Kucinich, pictured here with his hot wife... I forgot what I was typing.

The Congressman voted most likely to bake cookies inside a tree or be cast in a Lord of the Rings movie, Dennis Kucinich, has recently introduced a resolution in Congress to impeach President Bush. The grounds for the resolution primarily revolve around the Iraq war and lying, lots of lying. Frankly, most Americans have trouble even caring at this point. It is election time and, no matter which way you look at it, the current President’s days are coming to an end. The situation is at a point where the best method of getting Bush out of office and the best method of becoming morbidly obese are actually the same: do nothing.

Despite this, it is hard not to respect the tenacity exhibited by Kucinich. The resolution has no chance of going anywhere. Democrats will not support impeachment, as it is “divisive,” and Republicans would rather pass out “Young Republican” tee-shirts to aborted fetuses than get behind the idea, yet he presses onward. It seems Kucinich is running on a treadmill named Reality. No matter how hard he tries he will be going absolutely nowhere, but he will get an excellent workout in the process. This got us thinking.

You see, our extensive efforts to bring you, our wonderful readers, the most excellent bits of news requires hunching over a keyboard and staring at a blank screen for hours—up to sixteen in a single day—and hoping for something interesting or newsworthy to happen. Often nothing happens, but on occasion something worth sharing with the world comes out of the process. Little is guaranteed in the dangerous world of pseudo-journalism, except that the interns inevitably start looking a lot like John Goodman’s left breast, i.e. fat and hairy.

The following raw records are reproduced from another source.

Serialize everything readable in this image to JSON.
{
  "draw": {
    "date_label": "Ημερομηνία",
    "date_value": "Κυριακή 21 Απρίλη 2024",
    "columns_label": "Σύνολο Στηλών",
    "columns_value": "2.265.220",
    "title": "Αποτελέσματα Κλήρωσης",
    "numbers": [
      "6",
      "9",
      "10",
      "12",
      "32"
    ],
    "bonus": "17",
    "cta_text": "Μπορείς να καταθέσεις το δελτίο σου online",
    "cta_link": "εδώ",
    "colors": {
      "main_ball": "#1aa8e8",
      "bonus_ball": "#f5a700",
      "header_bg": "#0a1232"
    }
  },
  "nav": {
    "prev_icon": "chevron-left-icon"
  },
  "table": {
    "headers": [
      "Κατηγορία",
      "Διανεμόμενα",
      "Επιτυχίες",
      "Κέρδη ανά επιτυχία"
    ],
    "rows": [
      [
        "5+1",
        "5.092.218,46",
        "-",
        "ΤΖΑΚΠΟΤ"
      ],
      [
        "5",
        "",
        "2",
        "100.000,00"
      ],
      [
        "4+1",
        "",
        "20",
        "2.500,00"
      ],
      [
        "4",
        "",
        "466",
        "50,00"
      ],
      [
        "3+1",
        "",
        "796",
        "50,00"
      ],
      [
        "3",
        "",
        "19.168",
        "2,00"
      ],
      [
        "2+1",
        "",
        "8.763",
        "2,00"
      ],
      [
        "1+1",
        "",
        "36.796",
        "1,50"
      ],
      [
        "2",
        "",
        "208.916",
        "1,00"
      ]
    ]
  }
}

Kucinich has inspired us. If he can devote himself to running on that treadmill for a cause, then we to can devote ourselves to something greater. So with that said, we would like to proudly announce the birth of the first annual Slantmouth Run Against Death! This will serve as an opportunity to raise awareness and money to fight the serious problem of death, while providing our interns an opportunity to stop disgusting us with their mere corporeal presence and assortment of odors.

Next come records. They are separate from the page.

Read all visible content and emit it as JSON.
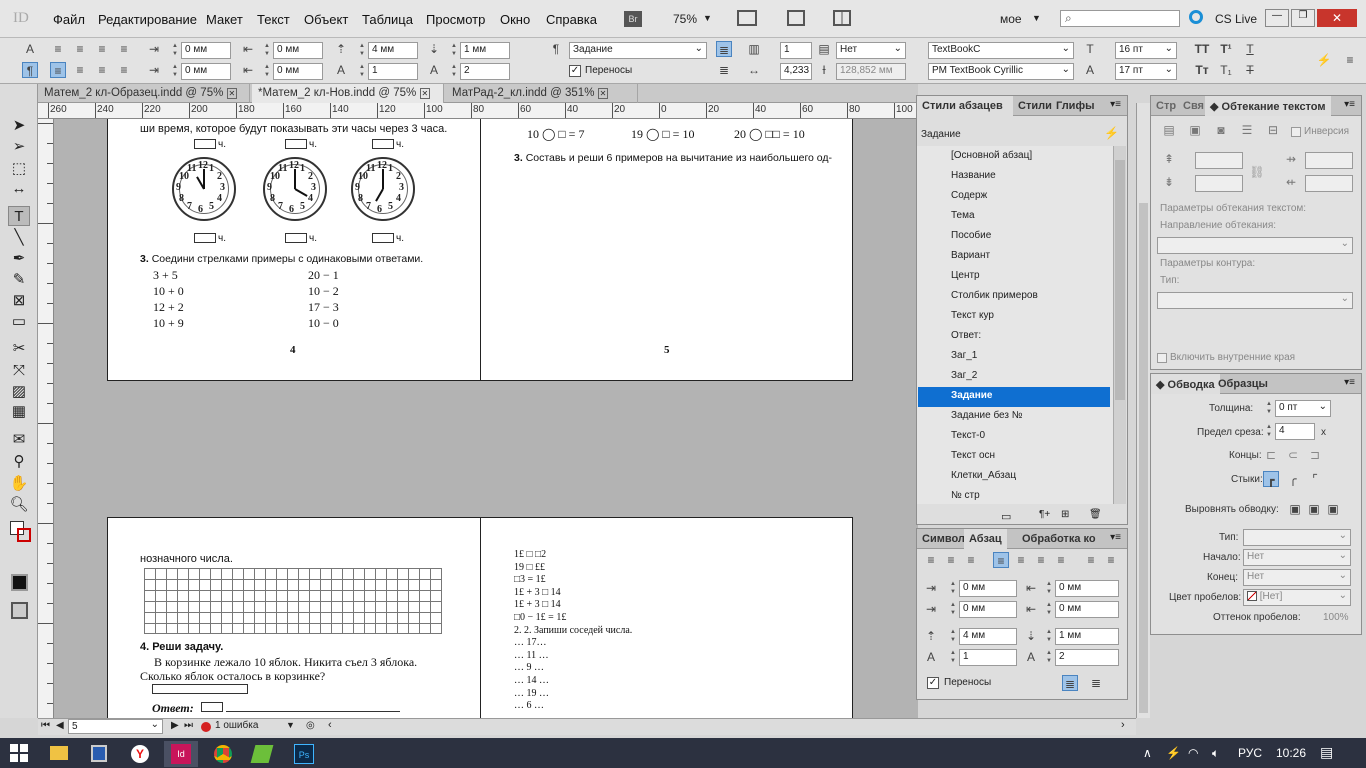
{
  "app": {
    "logo": "ID",
    "workspace": "мое",
    "cs_live": "CS Live",
    "zoom": "75%",
    "bridge": "Br"
  },
  "menu": [
    "Файл",
    "Редактирование",
    "Макет",
    "Текст",
    "Объект",
    "Таблица",
    "Просмотр",
    "Окно",
    "Справка"
  ],
  "control": {
    "indent_left": "0 мм",
    "indent_right": "0 мм",
    "first_line": "0 мм",
    "last_line": "0 мм",
    "space_before": "4 мм",
    "space_after": "1 мм",
    "drop_lines": "1",
    "drop_chars": "2",
    "style": "Задание",
    "hyphenation_label": "Переносы",
    "columns": "1",
    "none": "Нет",
    "col_width": "4,233",
    "gutter": "128,852 мм",
    "font": "TextBookC",
    "font_style": "PM TextBook Cyrillic",
    "size": "16 пт",
    "leading": "17 пт"
  },
  "tabs": [
    "Матем_2 кл-Образец.indd @ 75%",
    "*Матем_2 кл-Нов.indd @ 75%",
    "МатРад-2_кл.indd @ 351%"
  ],
  "ruler_labels": [
    "260",
    "240",
    "220",
    "200",
    "180",
    "160",
    "140",
    "120",
    "100",
    "80",
    "60",
    "40",
    "20",
    "0",
    "20",
    "40",
    "60",
    "80",
    "100"
  ],
  "pages": {
    "p4": {
      "line1": "ши время, которое будут показывать эти часы через 3 часа.",
      "hours": "ч.",
      "task3": "Соедини стрелками примеры с одинаковыми ответами.",
      "left_exprs": [
        "3 + 5",
        "10 + 0",
        "12 + 2",
        "10 + 9"
      ],
      "right_exprs": [
        "20 − 1",
        "10 − 2",
        "17 − 3",
        "10 − 0"
      ],
      "page_num": "4",
      "clock_digits": [
        "12",
        "1",
        "2",
        "3",
        "4",
        "5",
        "6",
        "7",
        "8",
        "9",
        "10",
        "11"
      ]
    },
    "p5": {
      "eq1": "10 ◯ □ = 7",
      "eq2": "19 ◯ □ = 10",
      "eq3": "20 ◯ □□ = 10",
      "task3": "Составь и реши 6 примеров на вычитание из наибольшего од-",
      "page_num": "5"
    },
    "p6": {
      "line1": "нозначного числа.",
      "task4": "4. Реши задачу.",
      "problem1": "В корзинке лежало 10 яблок. Никита съел 3 яблока.",
      "problem2": "Сколько яблок осталось в корзинке?",
      "answer": "Ответ:"
    },
    "p7": {
      "lines": [
        "1£ □ □2",
        "19 □ ££",
        "□3 = 1£",
        "1£ + 3 □ 14",
        "1£ + 3 □ 14",
        "□0 − 1£ = 1£",
        "2.       2. Запиши соседей числа.",
        "… 17…",
        "… 11 …",
        "… 9 …",
        "… 14 …",
        "… 19 …",
        "… 6 …"
      ]
    }
  },
  "styles_panel": {
    "tabs": [
      "Стили абзацев",
      "Стили",
      "Глифы"
    ],
    "current": "Задание",
    "items": [
      "[Основной абзац]",
      "Название",
      "Содерж",
      "Тема",
      "Пособие",
      "Вариант",
      "Центр",
      "Столбик примеров",
      "Текст кур",
      "Ответ:",
      "Заг_1",
      "Заг_2",
      "Задание",
      "Задание без №",
      "Текст-0",
      "Текст осн",
      "Клетки_Абзац",
      "№ стр"
    ],
    "selected_index": 12
  },
  "para_panel": {
    "tabs": [
      "Символ",
      "Абзац",
      "Обработка ко"
    ],
    "indent_left": "0 мм",
    "indent_right": "0 мм",
    "first": "0 мм",
    "last": "0 мм",
    "before": "4 мм",
    "after": "1 мм",
    "drop_lines": "1",
    "drop_chars": "2",
    "hyphen": "Переносы"
  },
  "wrap_panel": {
    "tabs": [
      "Стр",
      "Свя",
      "Обтекание текстом"
    ],
    "invert": "Инверсия",
    "options": "Параметры обтекания текстом:",
    "direction": "Направление обтекания:",
    "contour": "Параметры контура:",
    "type": "Тип:",
    "inner": "Включить внутренние края"
  },
  "stroke_panel": {
    "tabs": [
      "Обводка",
      "Образцы"
    ],
    "weight_label": "Толщина:",
    "weight": "0 пт",
    "miter_label": "Предел среза:",
    "miter": "4",
    "miter_x": "x",
    "cap_label": "Концы:",
    "join_label": "Стыки:",
    "align_label": "Выровнять обводку:",
    "type_label": "Тип:",
    "start_label": "Начало:",
    "start": "Нет",
    "end_label": "Конец:",
    "end": "Нет",
    "gap_label": "Цвет пробелов:",
    "gap": "[Нет]",
    "tint_label": "Оттенок пробелов:",
    "tint": "100%"
  },
  "status": {
    "page": "5",
    "errors": "1 ошибка"
  },
  "taskbar": {
    "lang": "РУС",
    "time": "10:26"
  },
  "colors": {
    "accent": "#0f6fd1",
    "taskbar": "#2c3140",
    "indesign": "#c8155a"
  }
}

Most charitable races aim low, usually settling for a single cause of death, for example testicular or face cancer. This fails to deal with the root problem: the very concept of death. If we could get rid of death itself how different would the world be? We have no idea. We really haven’t thought that far ahead, but with enough research, persistence, and ascension into godhood we may one day have this problem licked for good.

The Run Against Death will mainly consist of a .05k race. It is not a long race, but, with much of the lower-rung Slantmouth staff brutally out of shape, it is best to start small and not push things too far, at least until there is a cure or vaccine for death. Once death is no longer a factor, the gloves will really come off. We may even make the race twenty times longer, bringing the total length of the race to 1k. We can practically smell the quad muscles burning already, though that may an intern overcooking a “Pigoatang” (Orange Tang stuffed inside of a goat stuffed inside of a pig) in the break room.

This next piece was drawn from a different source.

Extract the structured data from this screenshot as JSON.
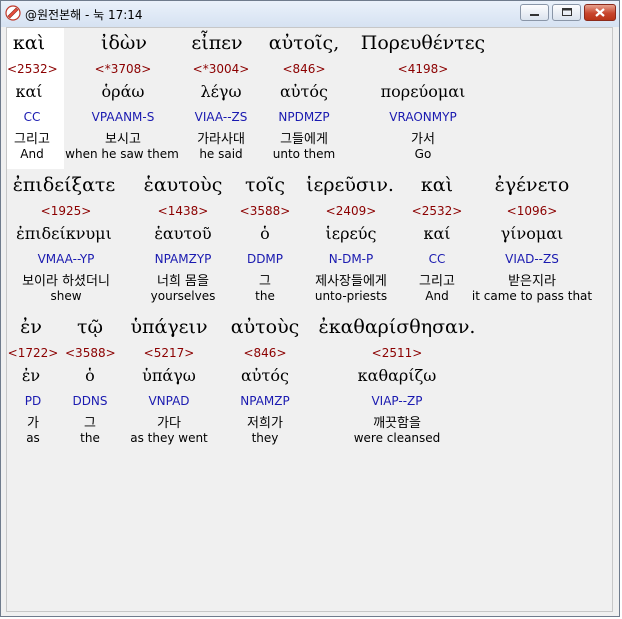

If you would like to participate in the Run Against Death you can do so from the comfort of your own home. Just sprint from the couch to your refrigerator. You will have successfully gone the same distance as the actual .05k race. As a reward, have a fist full of whatever leftover horrors you can find in your fridge. Enjoy, as you imagine the day you finally receive a suppository that successfully cures death. You can thank Dennis Kucinich, the man who made us all believe it could happen, when all signs pointed to never.